Se jeta dans la Seine

Sang poème

Ils buvaient comme des trous

Écumaient les comptoirs

Comme des poissons bizarres

Fluorescents des abysses

Cultivaient l’ironie

Dans des éclats de rire

D’outre leur propre tombe

Sang poème

Il ne fit rien du tout

Quand une éclaircie vint

Courut se mettre à l’ombre

Entra dans un café

Comme on attend quelqu’un

Et puis loupa son train

Ne sachant lequel prendre

Sang poème

On peut théoriser

On ne thésaurise pas

Rien ne s’accumule

Et tout est encombrant

Et dans les immondices

Gisent des joyaux

Sang poème

Lune et Pluie

Affiches au machisme affiché

Douceur induite aux femmes

Réduites à l’humidité des abris-bus,

Monde servile qui se terre,

Violence routière routinière,

Raison sociale roulant

Sur les rêves de lumière.

Lune pleine d’un enfantement africain ?

Lune noire d’un rituel obscur et lointain

Nous n’aurons plus à nous faire signe,

Nous y prendrons nos quartiers,

En joyeux scintillements satellites.

Citation : 

« Nous avons toujours pensé que ce qui peut être dit de plus philosophique sur le fourvoiement éternel de l’homme, c’est que celui-ci a horreur de l’abolition des contraires.
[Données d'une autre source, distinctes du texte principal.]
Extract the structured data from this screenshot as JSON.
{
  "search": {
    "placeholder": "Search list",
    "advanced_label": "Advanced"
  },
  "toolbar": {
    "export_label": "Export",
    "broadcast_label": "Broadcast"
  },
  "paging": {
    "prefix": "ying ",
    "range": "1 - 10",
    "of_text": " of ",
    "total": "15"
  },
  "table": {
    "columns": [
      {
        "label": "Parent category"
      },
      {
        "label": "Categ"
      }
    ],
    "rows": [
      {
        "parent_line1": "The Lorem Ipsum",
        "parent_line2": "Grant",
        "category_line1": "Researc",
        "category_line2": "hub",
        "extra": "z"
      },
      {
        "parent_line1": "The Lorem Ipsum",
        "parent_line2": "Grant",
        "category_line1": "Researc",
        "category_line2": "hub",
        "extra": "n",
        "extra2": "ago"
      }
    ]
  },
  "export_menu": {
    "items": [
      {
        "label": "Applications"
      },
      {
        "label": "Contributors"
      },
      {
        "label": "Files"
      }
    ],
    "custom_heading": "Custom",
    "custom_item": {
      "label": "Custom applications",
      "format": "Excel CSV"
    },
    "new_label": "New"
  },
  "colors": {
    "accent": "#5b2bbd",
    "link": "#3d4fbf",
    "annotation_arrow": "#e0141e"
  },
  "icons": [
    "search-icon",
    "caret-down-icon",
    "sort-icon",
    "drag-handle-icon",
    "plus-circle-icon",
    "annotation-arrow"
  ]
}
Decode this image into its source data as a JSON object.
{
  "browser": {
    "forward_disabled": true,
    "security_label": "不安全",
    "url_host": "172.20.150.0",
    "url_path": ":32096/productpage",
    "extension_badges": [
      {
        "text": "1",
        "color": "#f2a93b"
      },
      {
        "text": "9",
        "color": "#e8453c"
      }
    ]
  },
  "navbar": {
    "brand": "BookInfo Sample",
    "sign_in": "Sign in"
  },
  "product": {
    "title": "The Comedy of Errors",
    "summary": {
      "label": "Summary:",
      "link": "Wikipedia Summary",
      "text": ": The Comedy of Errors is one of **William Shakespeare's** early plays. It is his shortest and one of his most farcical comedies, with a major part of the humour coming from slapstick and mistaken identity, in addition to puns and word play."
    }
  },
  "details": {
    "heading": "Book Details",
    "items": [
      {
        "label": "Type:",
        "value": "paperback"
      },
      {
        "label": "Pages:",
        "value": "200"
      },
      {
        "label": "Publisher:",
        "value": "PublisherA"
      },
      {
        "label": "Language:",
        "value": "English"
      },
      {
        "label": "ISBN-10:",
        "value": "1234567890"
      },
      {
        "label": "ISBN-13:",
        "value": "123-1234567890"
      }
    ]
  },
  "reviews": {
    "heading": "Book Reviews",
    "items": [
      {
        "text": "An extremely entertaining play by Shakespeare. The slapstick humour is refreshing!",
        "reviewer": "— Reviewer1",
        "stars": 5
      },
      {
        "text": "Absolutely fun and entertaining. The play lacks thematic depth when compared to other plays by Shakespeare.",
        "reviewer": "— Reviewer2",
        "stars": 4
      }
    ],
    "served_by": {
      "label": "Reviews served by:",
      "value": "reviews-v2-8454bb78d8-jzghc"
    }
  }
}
Or, le plus fécond espoir de l’existence nous semble précisément résider en des actes où se manifeste le refus des antinomies psychiques et métaphysiques que prétendent nous imposer les lois de la famille, de la religion et de l’ordre social présent ou à venir… »

Gilbert Lely (1904-1985) (L’épouse infidèle (1966))

Belle rencontre que celle de ce poète, ami de René Char et grand exégète du marquis de Sade.